During my visit to Singapore this week, a recent tragedy dominated coverage in the Straits Times: five members of Singapore’s national dragon boat squad, all in their early twenties, drowned last Friday when their boat overturned following a race on the Tonlé Sap river in Pnom Penh, Cambodia. A huge national outpouring of grief ensued in Singapore, understandably, but one of the outcomes was that from now on, all Singaporeans participating in watersports events either in Singapore or overseas are to be required to wear a lifejacket.
As a paddler, and somewhat inept swimmer, I have some sympathy with the emotional response, but looking at the facts, it appears that wearing a lifejacket would have done nothing to prevent the deaths and in fact would have made things worse.
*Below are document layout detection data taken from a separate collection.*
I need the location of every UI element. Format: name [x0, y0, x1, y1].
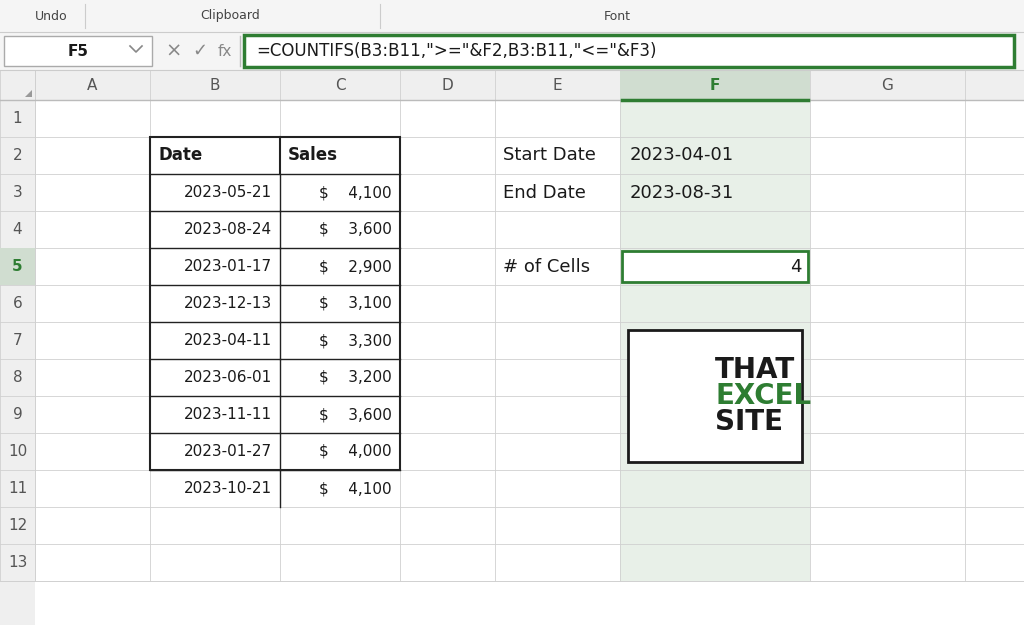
Bar	[620, 285, 810, 322]
Bar	[244, 35, 1014, 67]
Text: 6: 6	[12, 296, 23, 311]
Bar	[0, 70, 1024, 625]
Text: F: F	[710, 78, 720, 92]
Text: EXCEL: EXCEL	[715, 382, 811, 410]
Text: C: C	[335, 78, 345, 92]
Text: $    3,100: $ 3,100	[319, 296, 392, 311]
Text: E: E	[553, 78, 562, 92]
Bar	[620, 396, 810, 433]
Text: =COUNTIFS(B3:B11,">="&F2,B3:B11,"<="&F3): =COUNTIFS(B3:B11,">="&F2,B3:B11,"<="&F3)	[256, 42, 656, 60]
Text: 10: 10	[8, 444, 27, 459]
Bar	[620, 70, 810, 100]
Bar	[620, 544, 810, 581]
Text: Undo: Undo	[35, 9, 68, 22]
Text: 2023-01-27: 2023-01-27	[184, 444, 272, 459]
Text: THAT: THAT	[715, 356, 796, 384]
Bar	[4, 36, 152, 66]
Bar	[620, 470, 810, 507]
Text: 7: 7	[12, 333, 23, 348]
Bar	[620, 70, 810, 100]
Text: ✓: ✓	[193, 42, 208, 60]
Text: 2023-04-01: 2023-04-01	[630, 146, 734, 164]
Text: 13: 13	[8, 555, 28, 570]
Text: 4: 4	[791, 258, 802, 276]
Bar	[0, 248, 35, 285]
Text: 2023-05-21: 2023-05-21	[184, 185, 272, 200]
Text: 2: 2	[12, 148, 23, 163]
Bar	[628, 330, 802, 462]
Bar	[0, 32, 1024, 70]
Bar	[620, 100, 810, 137]
Text: 11: 11	[8, 481, 27, 496]
Text: fx: fx	[218, 44, 232, 59]
Text: $    3,600: $ 3,600	[319, 407, 392, 422]
Text: 4: 4	[12, 222, 23, 237]
Bar	[620, 137, 810, 174]
Text: Clipboard: Clipboard	[200, 9, 260, 22]
Bar	[0, 248, 35, 285]
Text: Date: Date	[158, 146, 203, 164]
Text: $    3,600: $ 3,600	[319, 222, 392, 237]
Bar	[620, 211, 810, 248]
Bar	[620, 322, 810, 359]
Text: 2023-12-13: 2023-12-13	[183, 296, 272, 311]
Bar	[620, 248, 810, 285]
Text: B: B	[210, 78, 220, 92]
Bar	[620, 507, 810, 544]
Bar	[150, 137, 400, 470]
Text: 1: 1	[12, 111, 23, 126]
Text: 2023-11-11: 2023-11-11	[184, 407, 272, 422]
Text: SITE: SITE	[715, 408, 783, 436]
Text: 3: 3	[12, 185, 23, 200]
Text: $    3,300: $ 3,300	[319, 333, 392, 348]
Bar	[620, 174, 810, 211]
Text: 8: 8	[12, 370, 23, 385]
Text: 2023-01-17: 2023-01-17	[184, 259, 272, 274]
Text: # of Cells: # of Cells	[503, 258, 590, 276]
Text: G: G	[882, 78, 893, 92]
Text: $    4,100: $ 4,100	[319, 481, 392, 496]
Bar	[150, 137, 400, 470]
Bar	[0, 0, 1024, 32]
Text: End Date: End Date	[503, 184, 586, 201]
Text: $    3,200: $ 3,200	[319, 370, 392, 385]
Bar	[620, 433, 810, 470]
Polygon shape	[25, 90, 32, 97]
Text: $    4,100: $ 4,100	[319, 185, 392, 200]
Text: 2023-08-24: 2023-08-24	[184, 222, 272, 237]
Bar	[620, 359, 810, 396]
Text: 2023-08-31: 2023-08-31	[630, 184, 734, 201]
Text: Font: Font	[603, 9, 631, 22]
Bar	[0, 70, 35, 625]
Text: Sales: Sales	[288, 146, 338, 164]
Text: D: D	[441, 78, 454, 92]
Text: F5: F5	[68, 44, 88, 59]
Text: 5: 5	[12, 259, 23, 274]
Text: ×: ×	[166, 41, 182, 61]
Text: 2023-10-21: 2023-10-21	[184, 481, 272, 496]
Text: 2023-04-11: 2023-04-11	[184, 333, 272, 348]
Text: 12: 12	[8, 518, 27, 533]
Bar	[0, 70, 1024, 100]
Text: 9: 9	[12, 407, 23, 422]
Bar	[622, 251, 808, 282]
Text: 2023-06-01: 2023-06-01	[183, 370, 272, 385]
Text: $    4,000: $ 4,000	[319, 444, 392, 459]
Text: $    2,900: $ 2,900	[319, 259, 392, 274]
Text: A: A	[87, 78, 97, 92]
Text: Start Date: Start Date	[503, 146, 596, 164]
The paddlers were swept under a 45m by 12m pontoon. The Tonlé Sap, as I saw for myself on my last visit to Cambodia, is an extremely wide, muddy, and fast-flowing river with unpredictable and extremely strong currents. Anyone being swept underneath a pontoon would be unable to see a thing and unable to surface. A lifejacket would hamper any attempt to get out from under the pontoon and would have been worse than useless.
As usual, the official response to this sort of accident stems from a total lack of understanding of the conditions surrounding the accident and of the sport.